Examples: spotting confounding and fixing the design

Example 1: A confounded “experiment”

Claimed study: A teacher wants to test whether standing desks improve attention. She gives standing desks to her 1st period class and keeps traditional desks in her 6th period class, then compares attention ratings.

What went wrong: Treatment is confounded with time of day (and possibly class composition). Period itself could influence attention.

Fix: Use random assignment within the same period (randomly assign students to standing vs traditional desks) or rotate desks among students (a matched pairs or crossover style, if feasible and if carryover is not an issue).

Example 2: An observational association with a lurking variable

Observation: People who carry lighters have higher rates of lung disease.
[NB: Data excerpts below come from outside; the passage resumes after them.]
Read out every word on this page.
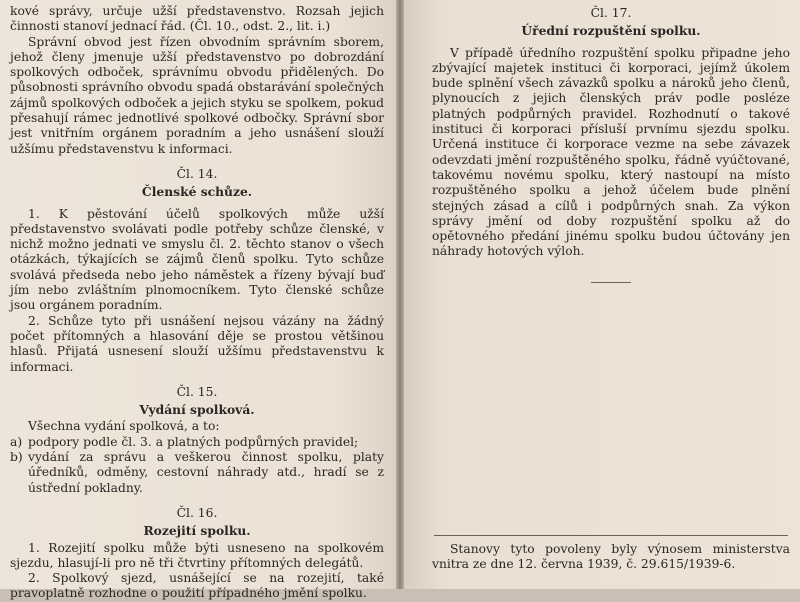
kové správy, určuje užší představenstvo. Rozsah jejich činnosti stanoví jednací řád. (Čl. 10., odst. 2., lit. i.)

Správní obvod jest řízen obvodním správním sborem, jehož členy jmenuje užší představenstvo po dobrozdání spolkových odboček, správnímu obvodu přidělených. Do působnosti správního obvodu spadá obstarávání společných zájmů spolkových odboček a jejich styku se spolkem, pokud přesahují rámec jednotlivé spolkové odbočky. Správní sbor jest vnitřním orgánem poradním a jeho usnášení slouží užšímu představenstvu k informaci.

Čl. 14.
Členské schůze.

1. K pěstování účelů spolkových může užší představenstvo svolávati podle potřeby schůze členské, v nichž možno jednati ve smyslu čl. 2. těchto stanov o všech otázkách, týkajících se zájmů členů spolku. Tyto schůze svolává předseda nebo jeho náměstek a řízeny bývají buď jím nebo zvláštním plnomocníkem. Tyto členské schůze jsou orgánem poradním.

2. Schůze tyto při usnášení nejsou vázány na žádný počet přítomných a hlasování děje se prostou většinou hlasů. Přijatá usnesení slouží užšímu představenstvu k informaci.

Čl. 15.
Vydání spolková.

Všechna vydání spolková, a to:

a) podpory podle čl. 3. a platných podpůrných pravidel;
b) vydání za správu a veškerou činnost spolku, platy úředníků, odměny, cestovní náhrady atd., hradí se z ústřední pokladny.
Čl. 16.
Rozejití spolku.

1. Rozejití spolku může býti usneseno na spolkovém sjezdu, hlasují-li pro ně tři čtvrtiny přítomných delegátů.

2. Spolkový sjezd, usnášející se na rozejití, také pravoplatně rozhodne o použití případného jmění spolku.

Čl. 17.
Úřední rozpuštění spolku.

V případě úředního rozpuštění spolku připadne jeho zbývající majetek instituci či korporaci, jejímž úkolem bude splnění všech závazků spolku a nároků jeho členů, plynoucích z jejich členských práv podle posléze platných podpůrných pravidel. Rozhodnutí o takové instituci či korporaci přísluší prvnímu sjezdu spolku. Určená instituce či korporace vezme na sebe závazek odevzdati jmění rozpuštěného spolku, řádně vyúčtované, takovému novému spolku, který nastoupí na místo rozpuštěného spolku a jehož účelem bude plnění stejných zásad a cílů i podpůrných snah. Za výkon správy jmění od doby rozpuštění spolku až do opětovného předání jinému spolku budou účtovány jen náhrady hotových výloh.

Stanovy tyto povoleny byly výnosem ministerstva vnitra ze dne 12. června 1939, č. 29.615/1939-6.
Likely lurking/confounding variable: Smoking.

Smoking is associated with carrying lighters.
Smoking is associated with lung disease.

So the lighter is not plausibly causing disease; it’s a marker of smoking behavior.

This example is useful because it highlights that not every association is even plausibly causal, and a good explanation identifies a realistic mechanism.

How AP questions ask about confounding and inference

You are often asked to write short justifications. Strong AP answers tend to:

explicitly mention random assignment when arguing causation,
explicitly mention random sampling when arguing generalization,
identify a specific confounder and explain the two-way connection (how it relates to both explanatory and response variables),
propose a concrete design improvement (randomize, block, match, blind, add a control group).

Worked inference example: what can we conclude?

Scenario: Researchers recruit 80 volunteers from a gym and randomly assign 40 to take a new supplement and 40 to take a placebo for 8 weeks. They measure change in body fat percentage.

Causation: Because the volunteers were randomly assigned to supplement vs placebo, and the placebo creates a fair comparison (especially if blinded), differences in average body fat change can reasonably be attributed to the supplement for these volunteers.

Generalization: Because the subjects were volunteers from a gym (not a random sample of all adults), it is risky to generalize results to the broader population. Gym volunteers may differ in diet, exercise habits, and health.

Many students incorrectly say “random assignment means we can generalize.” This scenario is the clean counterexample.

Exam Focus

Typical question patterns:
- “Identify a possible confounding variable and explain how it could affect the results.”
- “Is a cause-and-effect conclusion justified? Is generalization justified? Explain using random assignment vs random sampling.”
- “Describe how you would modify the design to reduce confounding/bias.”
Common mistakes:
- Treating any variable that affects the response as a confounder (it must also be associated with the explanatory variable in a way that mixes effects).
- Using causal language (“leads to,” “results in”) for observational studies without acknowledging confounding.
- Forgetting that poor implementation (different conditions for groups, no blinding when measurement is subjective) can introduce bias even in a randomized experiment.